Perché leggere questo articolo? In Cdp e Acri la partita si chiuderà sulla scia del volere di Guzzetti. Blindato Micciché alla presidenza, si stringe sull’ad.
Su Cassa Depositi e Prestiti (Cdp) e l’Associazione delle Casse di Risparmio Italiane (Acri), nomine incrociate del 2024, il vero dominus che darà le carte sarà il grande vecchio della finanza bianca ambrosiana, Giuseppe Guzzetti. Prossimo ai 90 anni, il banchiere e storico presidente di Fondazione Cariplo dà ancora le carte. Alle casse e alla “Cassa” per antonomasia. Non è il nominante effettivo, così come non lo è l’Acri che di prassi indica il presidente al governo per l’investitura. Ma nelle logiche non scritte del potere italiano.
Dove passa il potere economico non passa quello politico
Laddove passa il potere economico, nei fatti difficilmente passa il potere politico. La “fiamma” di Giorgia Meloni, alla prova delle casse e della Cassa, lo sta capendo. Il Tesoro ratificherà e selezionerà una rosa ristretta di candidati al ruolo di amministratore delegato e presidente di Cdp. Ma i veri censori saranno i vertici di fondazioni come Cariplo, e in ultima istanza, lo stesso Guzzetti. Le fondazioni interpretano, da loro azionisti chiave, il valore di quella finanza privata con cui Cdp deve giocoforza interfacciarsi. Guzzetti, alla guida dell’Acri dal 2000 al 2019, rappresenta, tramite Cariplo, gli obiettivi di Intesa San Paolo; ha stoppato gli obiettivi di Fabrizio Palenzona, che con Fondazione Crt dal Piemonte guida un importante azionista di Unicredit, di scalare l’Acri. Ma lo ha accontentato interdicendo l’uscente, Francesco Profumo, dal salto in Via Goito.

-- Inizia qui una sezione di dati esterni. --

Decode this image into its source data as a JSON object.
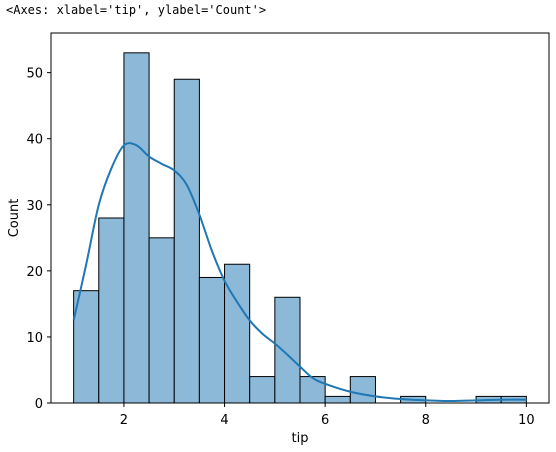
{
  "header": {
    "repr": "<Axes: xlabel='tip', ylabel='Count'>"
  },
  "chart_data": {
    "type": "bar",
    "subtype": "histogram_with_kde",
    "xlabel": "tip",
    "ylabel": "Count",
    "xlim": [
      0.55,
      10.45
    ],
    "ylim": [
      0,
      56
    ],
    "x_ticks": [
      2,
      4,
      6,
      8,
      10
    ],
    "y_ticks": [
      0,
      10,
      20,
      30,
      40,
      50
    ],
    "bin_edges": [
      1.0,
      1.5,
      2.0,
      2.5,
      3.0,
      3.5,
      4.0,
      4.5,
      5.0,
      5.5,
      6.0,
      6.5,
      7.0,
      7.5,
      8.0,
      8.5,
      9.0,
      9.5,
      10.0
    ],
    "counts": [
      17,
      28,
      53,
      25,
      49,
      19,
      21,
      4,
      16,
      4,
      1,
      4,
      0,
      1,
      0,
      0,
      1,
      1
    ],
    "kde": {
      "x": [
        1.0,
        1.25,
        1.5,
        1.75,
        2.0,
        2.25,
        2.5,
        2.75,
        3.0,
        3.25,
        3.5,
        3.75,
        4.0,
        4.25,
        4.5,
        4.75,
        5.0,
        5.25,
        5.5,
        5.75,
        6.0,
        6.5,
        7.0,
        7.5,
        8.0,
        8.5,
        9.0,
        9.5,
        10.0
      ],
      "y": [
        12.5,
        21,
        30,
        35.5,
        39,
        39,
        37.3,
        36.2,
        35.2,
        33,
        28.5,
        23,
        18.5,
        15.3,
        12.5,
        10.5,
        9,
        7.3,
        5.5,
        3.8,
        2.9,
        1.7,
        1.0,
        0.6,
        0.4,
        0.3,
        0.4,
        0.5,
        0.5
      ]
    },
    "colors": {
      "bar_fill": "#8db9d9",
      "bar_edge": "#000000",
      "kde_line": "#1f77b4"
    },
    "grid": false,
    "legend": "none"
  }
}
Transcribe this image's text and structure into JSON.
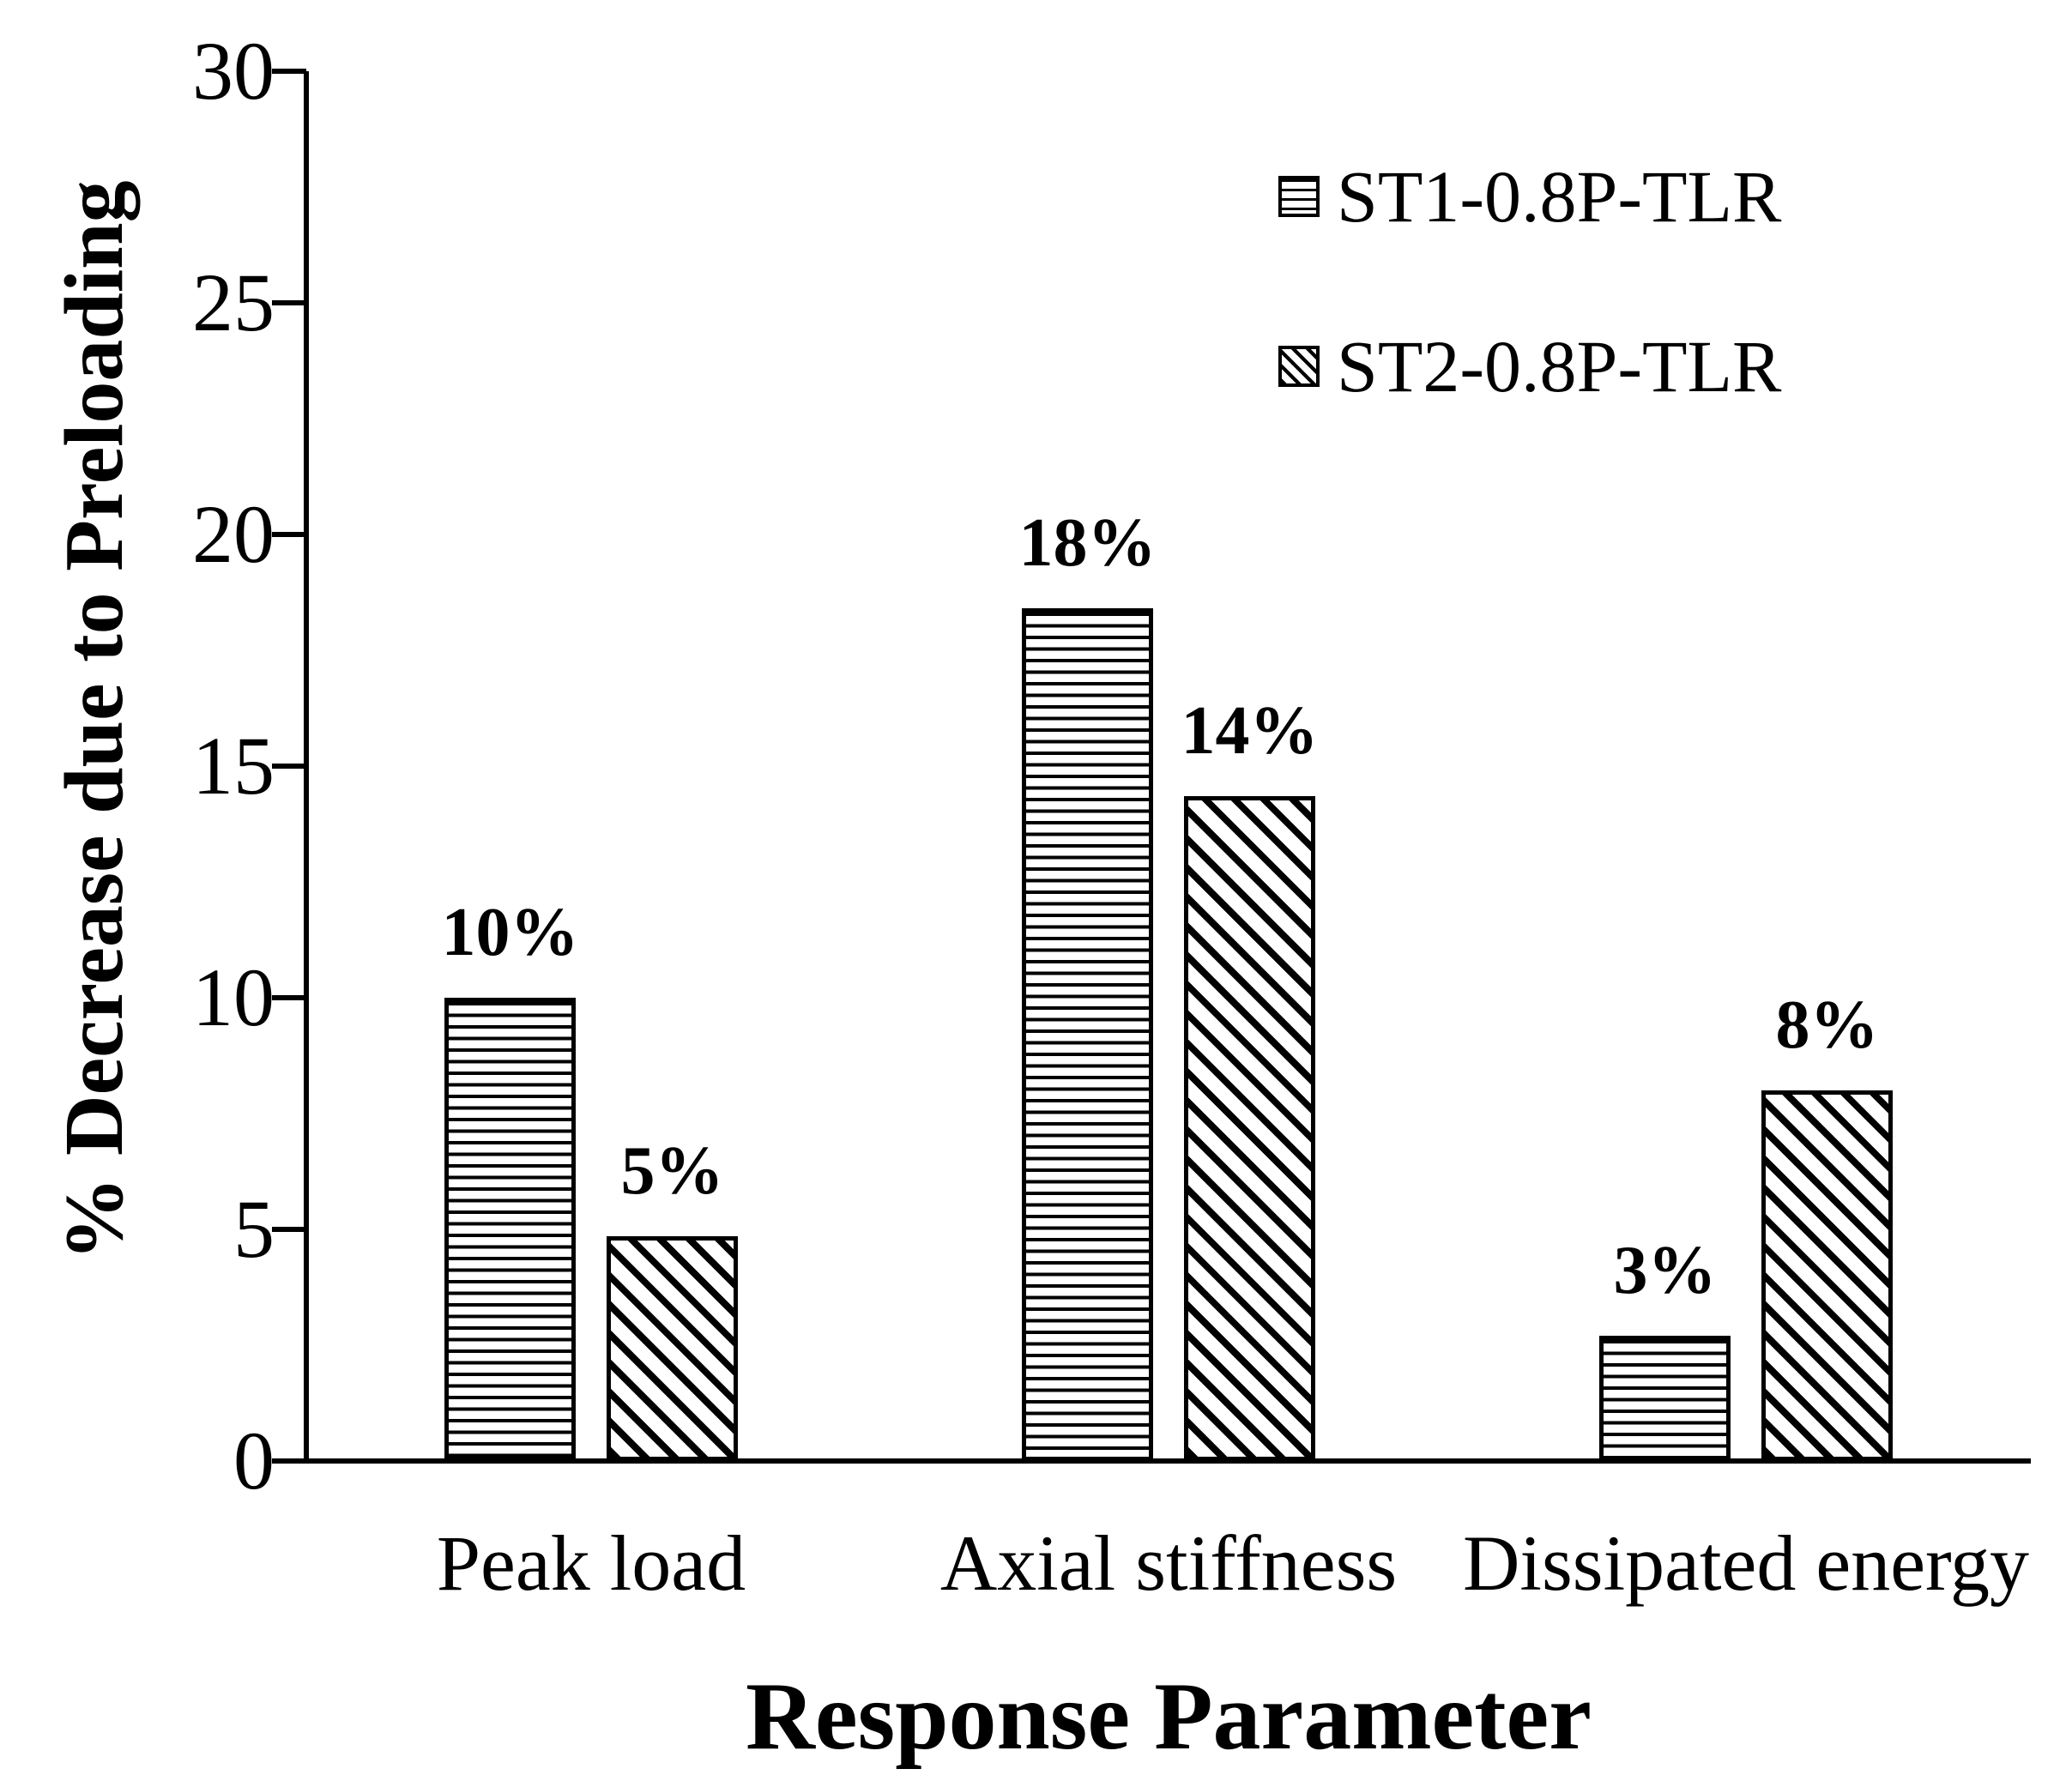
{
  "figure": {
    "background": "#ffffff",
    "foreground": "#000000"
  },
  "chart_data": {
    "type": "bar",
    "title": "",
    "xlabel": "Response Parameter",
    "ylabel": "% Decrease due to Preloading",
    "categories": [
      "Peak load",
      "Axial stiffness",
      "Dissipated energy"
    ],
    "series": [
      {
        "name": "ST1-0.8P-TLR",
        "pattern": "horizontal-lines",
        "values": [
          10,
          18,
          3
        ],
        "labels": [
          "10%",
          "18%",
          "3%"
        ],
        "drawn_values": [
          10.0,
          18.4,
          2.7
        ]
      },
      {
        "name": "ST2-0.8P-TLR",
        "pattern": "diagonal-lines",
        "values": [
          5,
          14,
          8
        ],
        "labels": [
          "5%",
          "14%",
          "8%"
        ],
        "drawn_values": [
          4.85,
          14.35,
          8.0
        ]
      }
    ],
    "ylim": [
      0,
      30
    ],
    "yticks": [
      "0",
      "5",
      "10",
      "15",
      "20",
      "25",
      "30"
    ],
    "grid": false,
    "legend_position": "upper-right"
  }
}
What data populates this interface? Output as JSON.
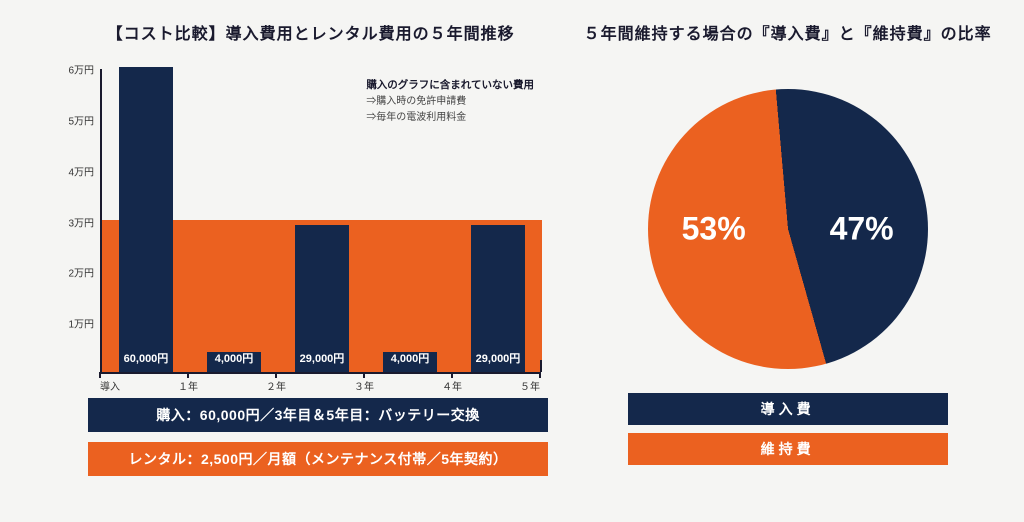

Guzzetti dà le carte in Acri e Cdp
All’Acri è destinato Giuseppe Azzone, già rettore del Politecnico di Milano imposto da Guzzetti, nei mesi scorsi, alla guida di Cariplo battendo in volata il suo successore Ferruccio Resta. C’è intesa, però, sul candidato alla presidenza di Cdp: Gaetano Micciché, già presidente della Lega Calcio Serie A e attualmente presidente della divisione Imi del gruppo Intesa Sanpaolo, presidente di Engineering Ingegneria Informatica S.p.A.. e vicepresidente di Prelios, la società di sviluppo immobiliare di cui presidente è lo stesso Palenzona. E che di recente, en passant, è stata rilevata dall’uomo nuovo della finanza italiana, Andrea Pignataro.
Queste logiche di “grandi intese” fanno capire che la politica interviene con un ruolo di vidimazione più che di scelta operativa diretta per la “cassaforte” dello Stato, custode del risparmio postale e delle partecipazioni di gruppi come Eni, Snam, Terna e Fincantieri. E la stessa logica si può applicare alla scelta dell’amministratore delegato. In cui il vero headhunter sono, nei fatti, le fondazioni e i loro leader, da Guzzetti in giù. Al potere politico che passa il compito di scegliere una rosa ristretta o di andare nella direzione della ricerca di figure che possano essere gradite e approvate dal top management delle banche private.
Il futuro ad di Cdp? Deve avere la benedizione di Guzzetti
In quest’ottica, Guzzetti ha già dato il suo assenso alla possibilità che, oltre alla sostituzione di Giovanni Gorno Tempini con Micciché, l’ad di Cdp Dario Scannapieco possa passare la mano a un’altra figura. Il presidente di Ita Antonino Turicchi e il direttore generale delle partecipazioni del Tesoro, Marcello Sala. Il primo ha una storia consolidata nella finanza, da Mps a Fintecna, il secondo è stato chiamato a essere “Mister Privatizzazioni” e conosce con attenzione la galassia Cdp e il rapporto con la finanza privata. La quale, in fin dei conti, tramite le Fondazioni sa dare le carte. Nulla di nuovo nell’era Meloni rispetto al passato. “Ci sono dei luoghi del potere economico-finanziario nei quali la destra non riesce a entrare”, ha detto a Mow il direttore di Lettera43, Paolo Madron. “Nemmeno il milanese Berlusconi riuscì a far sua Banca Intesa, o la Fondazione Cariplo, dove passa il potere economico/culturale italiano. Figuriamoci se ci riesce la Meloni”. Passano i tempi, ma Guzzetti e le Fondazioni restano. E dureranno, in Cdp e non solo.